Housing Access Voucher Program: 

Both Houses provide $250 million for the Housing Access Voucher Program (HAVP) – which wasn’t which would provide rental assistance to families and individuals who are at risk of – or are already experiencing homelessness.

NYHC strongly supports HAVP. This program would provide stability to tens of thousands of low-income renters and put New York on track to end the homelessness crisis in our state.

Public Housing:

The Senate provides $400 million in capital for public housing – $350 million for NYCHA and $50 million for public housing authorities outside of NYC.

NYHC supports capital and operating support for NYCHA. However, they are facing significant rental arrears and would benefit from TFAH.

Supportive Housing:

Both one-house bills have maintained important supportive housing funding from the executive budget, including $128 million for the Homeless Housing and Assistance Program (HHAP), $210 million for the Empire State Supportive Housing Initiative Program (ESSHI), and $50.8 million for Homeless Housing and Preventive Services (which includes Solutions to End Homelessness Program, New York State Supportive Housing Program, Operational Support for AIDS Housing Program).


Both Houses provide $40 million for the Homeowner Protection Program (HOPP).

The Senate provides an additional $100 million for a Mitchell Lama Preservation and Homeownership Program.

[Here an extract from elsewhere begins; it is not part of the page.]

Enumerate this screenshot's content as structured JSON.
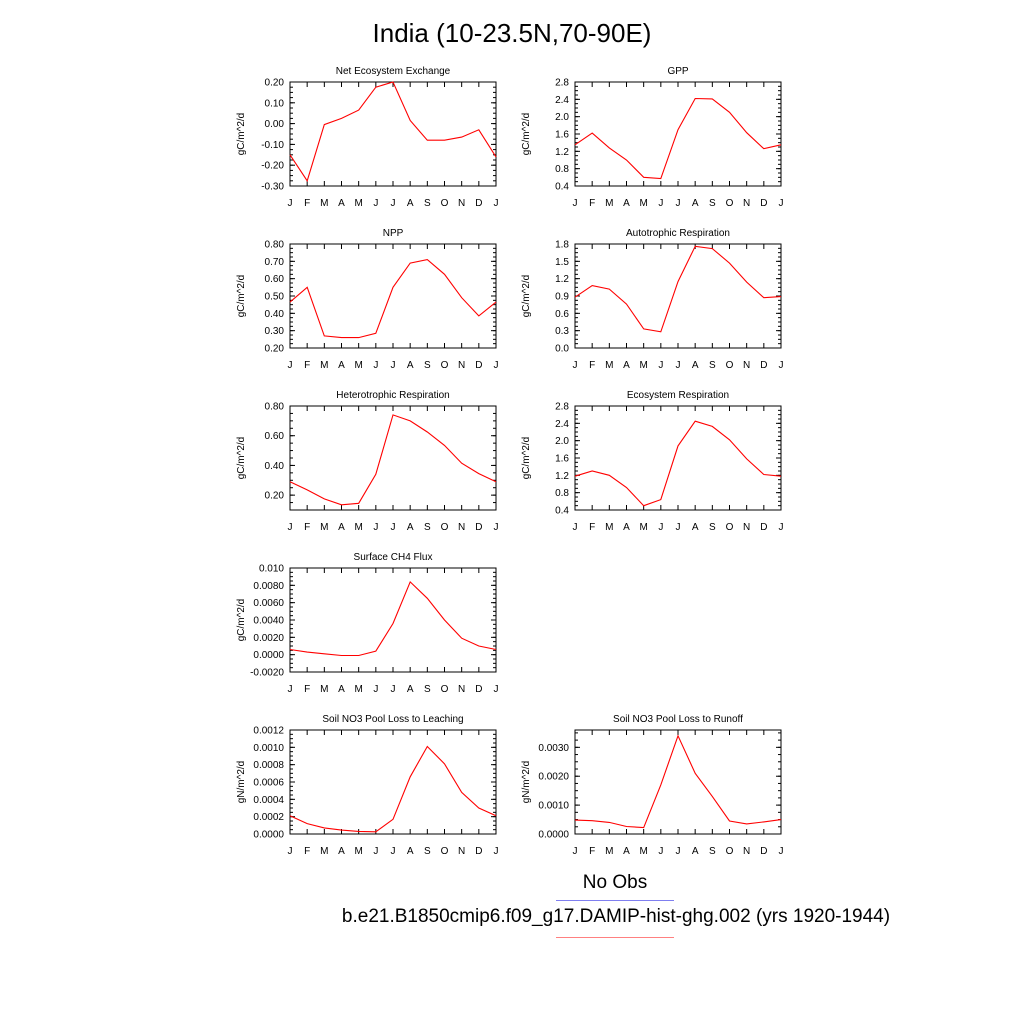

The Assembly provides significant additional investments in affordable homeownership including: 

  • $500 million for a new statewide limited equity cooperative program called Foundation for Futures to establish permanently affordable units for households at or under 130 percent AMI 
  • $250 million for Homeownership Funds to support investments in community land trusts, conversion of rental housing to homeownership housing, and tenant and tenant organization ownership of housing accommodations 
  • $100 million for a new First Time Homeowner Assistance program, which would provide assistance for down payments and closing costs to low and moderate-income people purchasing their first home
  • $50 million for a Homeowner Stabilization Fund 

Social Housing:

The Senate provides $50 million for land banks and community land trusts and the Assembly provides $10 million for land banks. Both houses provide $1 million for a community controlled affordable housing program.

NYHC supports restoration of funding proposed in one-house bills for existing HCR programs. Additional support for housing assistance for people experiencing homelessness and those with arrears in public and affordable housing are also critical to ensuring housing stability for thousands of low-income New Yorkers and for the financial stability of subsidized housing.